Oops! The dog’s poop ended up in the green garden bin.
Oops! This empty peanut butter jar was thrown in the gray trash can.
Signs remind residents of what goes where
The City of Fresno Recycling Department hopes we can have fewer and fewer “oops” moments, especially with new state-required composting rules coming into effect here soon.
So recycling compliance officers roamed neighborhoods, flipped lids, then left sweet reminders — the “Oops” sign — to let residents know what belongs where.

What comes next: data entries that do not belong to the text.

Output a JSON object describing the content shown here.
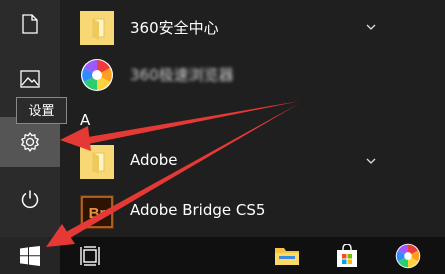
{
  "tooltip": {
    "text": "设置"
  },
  "rail": {
    "items": [
      {
        "name": "documents",
        "icon": "document-icon"
      },
      {
        "name": "pictures",
        "icon": "pictures-icon"
      },
      {
        "name": "settings",
        "icon": "gear-icon"
      },
      {
        "name": "power",
        "icon": "power-icon"
      }
    ]
  },
  "apps": {
    "section_letter": "A",
    "items": [
      {
        "label": "360安全中心",
        "icon": "folder-icon",
        "expandable": true
      },
      {
        "label": "360极速浏览器",
        "icon": "360-browser-icon",
        "expandable": false
      },
      {
        "label": "Adobe",
        "icon": "folder-icon",
        "expandable": true
      },
      {
        "label": "Adobe Bridge CS5",
        "icon": "adobe-bridge-icon",
        "expandable": false
      }
    ]
  },
  "taskbar": {
    "items": [
      {
        "name": "start",
        "icon": "windows-logo-icon"
      },
      {
        "name": "task-view",
        "icon": "task-view-icon"
      },
      {
        "name": "file-explorer",
        "icon": "folder-icon"
      },
      {
        "name": "store",
        "icon": "store-icon"
      },
      {
        "name": "360-browser",
        "icon": "360-browser-icon"
      }
    ]
  },
  "colors": {
    "rail_bg": "#2b2b2b",
    "list_bg": "#1f1f1f",
    "taskbar_bg": "#101010",
    "folder_yellow": "#f8d775",
    "arrow_red": "#e53935"
  }
}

And yes, the city keeps track of who gets the sign. But that’s for informational purposes, not punitive, says Ahmad Alkhayyat, deputy director of utilities in the solid waste division.
When members of the compliance team peek into the bins, it’s to find out “what percentage is compliant or non-compliant,” he said. “We are in the research and development period as we speak.
“We really need data. The data helps us to target certain behaviors.
The city will launch its awareness campaign from July and it will be useful to know which neighborhoods to target with information campaigns, he said.
The “Oops” signs were designed specifically to have a cartoonish look so residents who find one on their cart won’t feel threatened and realize they’re meant to be educational, Alkhayyat said.
Items most seen in the wrong bins (like plastic bags and Styrofoam) have checkboxes on the signs. Similarly, the plate contains checkboxes for prohibited green waste carts.
Putting items in the right bins means spending less money separating items at waste and recycling centers, which can reduce costs for customers in the long run.
Application on the horizon
After the city implemented the composting rules required in Senate Bill 1383 – Fresno obtained a waiver from the state to delay implementation until 2023 so the city could revise contracts with its waste and recycling handlers – education efforts will at some point shift to enforcement efforts, Alkhayyat said.
The goal of SB 1383 is to reduce the amount of food waste and other compostable or recyclable materials that now end up in landfills.
Under the law, the state requires agencies to cite customers for failing to follow recycling and composting rules, he said.
The city has yet to establish its process, but it will likely involve at least a warning before a citation is issued, Alkhayyat said.
“But before that, we are doing a huge education campaign,” he said.
Some recycling reminders
So where do the plastic grocery bags go? Back to grocery stores, where there is usually a recycling bin.
And what about having to clean food waste from plastic or metal containers so they don’t clog recycling machines? Alkhayyat says residents should not use our precious water supply to flush containers. Scrape as much as you can, then recycle the container, he said.